The Scottish Government has courted controversy with its social policy agenda: sweeping hate crime legislation, and gender recognition changes that undermine women’s rights. But what’s coming down the tracks at Holyrood looks even more troubling. In fact, the next item on the agenda could be one of the most controversial seen since devolution. Following activists’ demands, politicians’ promises and the rowing back on parallel plans by the UK government, the Scottish government is moving towards a ban on so-called ‘conversion practices’.
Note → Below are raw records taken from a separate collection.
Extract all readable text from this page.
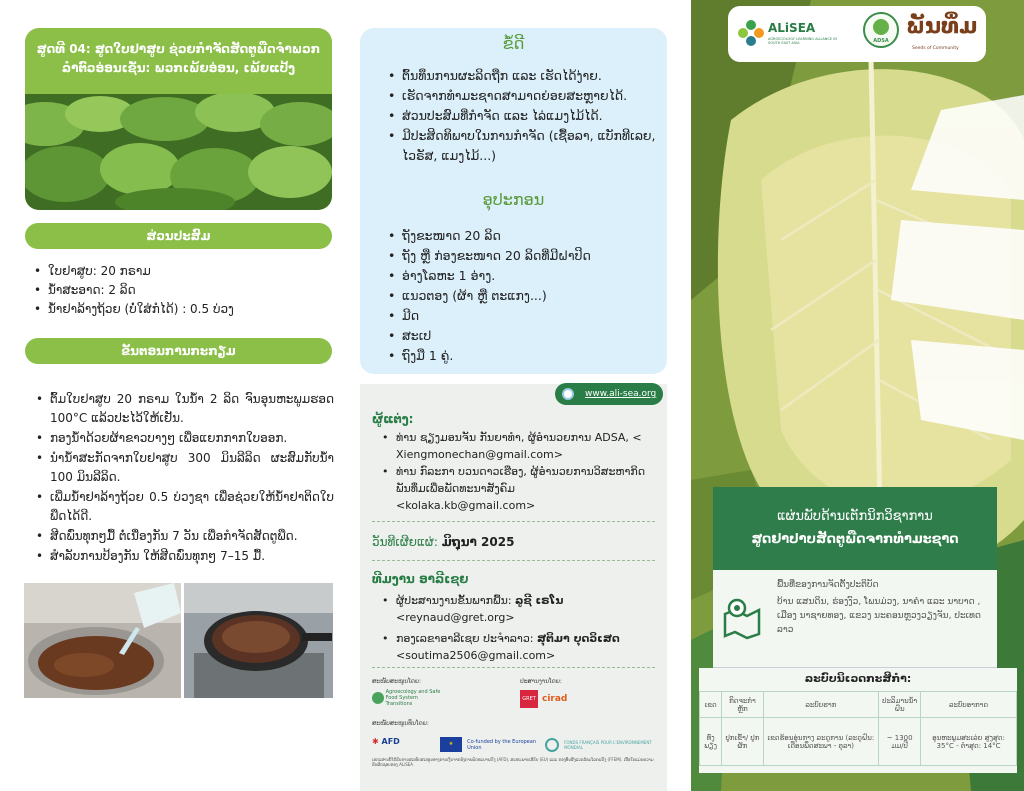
ສູດທີ 04: ສູດໃບຢາສູບ ຊ່ວຍກຳຈັດສັດຕູພືດຈຳພວກລຳຕົວອ່ອນເຊັ່ນ: ພວກເພ້ຍອ່ອນ, ເພ້ຍແປ້ງ
ສ່ວນປະສົມ
• ໃບຢາສູບ: 20 ກຣາມ
• ນ້ຳສະອາດ: 2 ລິດ
• ນ້ຳຢາລ້າງຖ້ວຍ (ບໍ່ໃສ່ກໍໄດ້) : 0.5 ບ່ວງ
ຂັ້ນຕອນການກະກຽມ
• ຕົ້ມໃບຢາສູບ 20 ກຣາມ ໃນນ້ຳ 2 ລິດ ຈົນອຸນຫະພູມຮອດ 100°C ແລ້ວປະໄວ້ໃຫ້ເຢັນ.
• ກອງນ້ຳດ້ວຍຜ້າຂາວບາງໆ ເພື່ອແຍກກາກໃບອອກ.
• ນຳນ້ຳສະກັດຈາກໃບຢາສູບ 300 ມິນລີລິດ ຜະສົມກັບນ້ຳ 100 ມິນລີລິດ.
• ເພີ່ມນ້ຳຢາລ້າງຖ້ວຍ 0.5 ບ່ວງຊາ ເພື່ອຊ່ວຍໃຫ້ນ້ຳຢາຕິດໃບພືດໄດ້ດີ.
• ສີດພົ່ນທຸກໆມື້ ຕໍ່ເນື່ອງກັນ 7 ວັນ ເພື່ອກຳຈັດສັດຕູພືດ.
• ສຳລັບການປ້ອງກັນ ໃຫ້ສີດພົ່ນທຸກໆ 7–15 ມື້.
ຂໍ້ດີ
• ຕົ້ນທຶນການຜະລິດຖືກ ແລະ ເຮັດໄດ້ງ່າຍ.
• ເຮັດຈາກທຳມະຊາດສາມາດຍ່ອຍສະຫຼາຍໄດ້.
• ສ່ວນປະສົມທີ່ກຳຈັດ ແລະ ໄລ່ແມງໄມ້ໄດ້.
• ມີປະສິດທິພາບໃນການກຳຈັດ (ເຊື້ອລາ, ແບັກທີເລຍ, ໄວຣັສ, ແມງໄມ້...)
ອຸປະກອນ
• ຖັງຂະໜາດ 20 ລິດ
• ຖັງ ຫຼື ກ່ອງຂະໜາດ 20 ລິດທີ່ມີຝາປິດ
• ອ່າງໂລຫະ 1 ອ່າງ.
• ແນວຕອງ (ຜ້າ ຫຼື ຕະແກງ...)
• ມີດ
• ສະເປ
• ຖົງມື 1 ຄູ່.
www.ali-sea.org
ຜູ້ແຕ່ງ:
• ທ່ານ ຊຽງມອນຈັນ ກັນຍາທຳ, ຜູ້ອຳນວຍການ ADSA, < Xiengmonechan@gmail.com>
• ທ່ານ ກົລະກາ ບວນດາວເຮືອງ, ຜູ້ອຳນວຍການວິສະຫາກິດພັນທຶ່ມເພື່ອພັດທະນາສັງຄົມ <kolaka.kb@gmail.com>
ວັນທີເຜີຍແຜ່: ມິຖຸນາ 2025
ທີມງານ ອາລີເຊຍ
• ຜູ້ປະສານງານຂັ້ນພາກພື້ນ: ລູຊີ ເຣໂນ
<reynaud@gret.org>
• ກອງເລຂາອາລີເຊຍ ປະຈຳລາວ: ສຸຕິມາ ບຸດວິເສດ
<soutima2506@gmail.com>
ສະໜັບສະໜູນໂດຍ:
Agroecology and Safe Food System Transitions
ປະສານງານໂດຍ:
GRET cirad
ສະໜັບສະໜູນທຶນໂດຍ:
✱ AFD	★	Co-funded by the European Union
FONDS FRANÇAIS POUR L'ENVIRONNEMENT MONDIAL
ເອກະສານນີ້ໄດ້ຮັບການສະໜັບສະໜູນທາງການເງິນຈາກອົງການພັດທະນາຝຣັ່ງ (AFD), ສະຫະພາບເອີຣົບ (EU) ແລະ ກອງທຶນສິ່ງແວດລ້ອມໂລກຝຣັ່ງ (FFEM). ເນື້ອໃນແມ່ນຄວາມຮັບຜິດຊອບຂອງ ALiSEA
ALiSEA
AGROECOLOGY LEARNING ALLIANCE IN SOUTH EAST ASIA	ADSA
ພັນທຶ່ມ
Seeds of Community
ແຜ່ນພັບດ້ານເຕັກນິກວິຊາການ
ສູດຢາປາບສັດຕູພືດຈາກທຳມະຊາດ
ພື້ນທີ່ຂອງການຈັດຕັ້ງປະຕິບັດ
ບ້ານ ແສນດິນ, ຮ່ອງງົວ, ໂພນມ່ວງ, ນາຄຳ ແລະ ນາບາດ , ເມືອງ ນາຊາຍທອງ, ແຂວງ ນະຄອນຫຼວງວຽງຈັນ, ປະເທດ ລາວ
ລະບົບນິເວດກະສິກຳ:
ເຂດ	ກິດຈະກຳຫຼັກ	ລະບົບຮາກ	ປະລິມານນ້ຳຝົນ	ລະບົບອາກາດ
ທົ່ງພຽງ	ປູກເຂົ້າ/ ປູກຜັກ	ເຂດຮ້ອນອຸ່ນກາງ ລະດູການ (ລະດູຝົນ: ເດືອນພຶດສະພາ - ຕຸລາ)	~ 1300 ມມ/ປີ	ອຸນຫະພູມສະເລ່ຍ ສູງສຸດ: 35°C - ຕ່ຳສຸດ: 14°C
Some readers might take umbrage with this suggestion. Most of us agree that trying to forcibly change a person’s sexual orientation or gender identity – perhaps through pseudo-scientific quack ‘treatments’ – is wrong, and should be punished. However laws already exist to punish such actions. The plans currently being cooked up have the potential to cross the line into authoritarian enforcement of state values on Scottish people, in ways never before seen by our society.
Last year, the Scottish Government appointed an Expert Advisory Group on Ending Conversion Practices, which issued its final recommendations in October. The group, a coterie of LGBT activists and social progressives, concluded that new ‘measures of criminal law, civil law, and administrative law’ are needed in Scotland to punish ‘conversion practices’. These are defined, very broadly, as: ‘Any act, treatment, or effort…with a specific intent to change, suppress or inhibit someone’s sexual orientation, expression of sexual orientation, gender identity, and/or gender expression.’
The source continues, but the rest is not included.